GDPR provides two issues for the insurance industry to face:
1. A Regulation issue. This is all about compliance and making sure that insurers are able to meet the requirements of the legislation. Not as easy as it sounds, this will have to include what organisations think it is now, what it will become as legislation matures, how case law and breaches set the direction of acceptable practices and the different application of this in different jurisdictions (this is only a minimum harmonisation directive). Those who get this wrong face extreme fines, being overwhelmed with GDPR requests and damage to brand value, potentially threatening their entire future. Delivering a hard coded, tickbox solution to this problem will be technological death.
2. A Revenue issue. GDPR gives insurance organisations a great opportunity to fundamentally change interactions and the relationship with their customers. Those who get it right stand to gain in brand value, long term customer loyalty and the ability to have customers self-certify the quality of the data held on them - a massively value set of characteristics. Delivering agile, rules based, case management solutions to this problem will give insurers every opportunity to not just meet regulation but exploit it.
GDPR has all the hallmarks of a watershed regulation which could separate the data winners from the data losers.

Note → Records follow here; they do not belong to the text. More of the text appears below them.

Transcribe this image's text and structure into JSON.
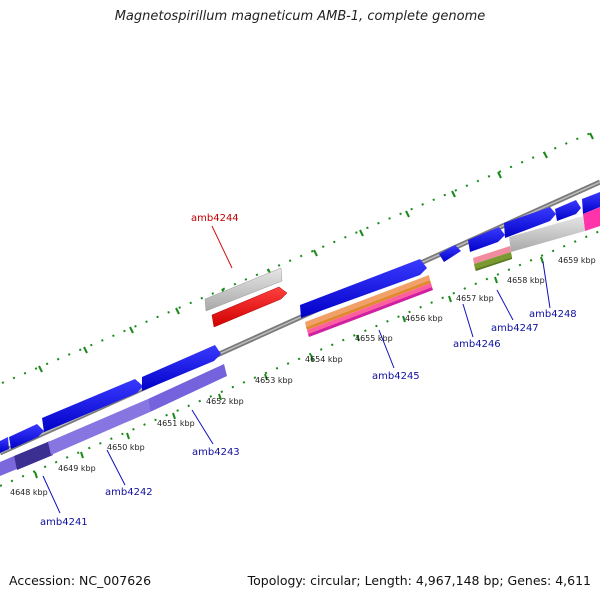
{
  "title": "Magnetospirillum magneticum AMB-1, complete genome",
  "footer": {
    "accession": "Accession: NC_007626",
    "summary": "Topology: circular; Length: 4,967,148 bp; Genes: 4,611"
  },
  "scale_labels": [
    "4648 kbp",
    "4649 kbp",
    "4650 kbp",
    "4651 kbp",
    "4652 kbp",
    "4653 kbp",
    "4654 kbp",
    "4655 kbp",
    "4656 kbp",
    "4657 kbp",
    "4658 kbp",
    "4659 kbp"
  ],
  "gene_labels": {
    "amb4241": "amb4241",
    "amb4242": "amb4242",
    "amb4243": "amb4243",
    "amb4244": "amb4244",
    "amb4245": "amb4245",
    "amb4246": "amb4246",
    "amb4247": "amb4247",
    "amb4248": "amb4248"
  },
  "colors": {
    "forward_cds": "#1010e8",
    "reverse_cds_red": "#ff1010",
    "grey_feature": "#c8c8c8",
    "purple_feature": "#8070e0",
    "pink_feature": "#ff33aa",
    "olive_feature": "#7a9a30",
    "tick_green": "#1a8a1a",
    "backbone": "#808080",
    "label_blue": "#1010a0",
    "label_red": "#c00000"
  }
}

Data quality is becoming increasingly important in today’s business landscape, and with the impending EU General Data Protection Regulation (GDPR), it’s crucial that the insurance industry gets to grips with it. “There’s never been a more important time to get data right, and I think the moves from the regulators have underlined that." The insurance industry has been responding to the GDPR with various cyber-related products to protect clients in the case of security breaches, but it must also address the issues within its own world in terms of how it protects and manages customer data.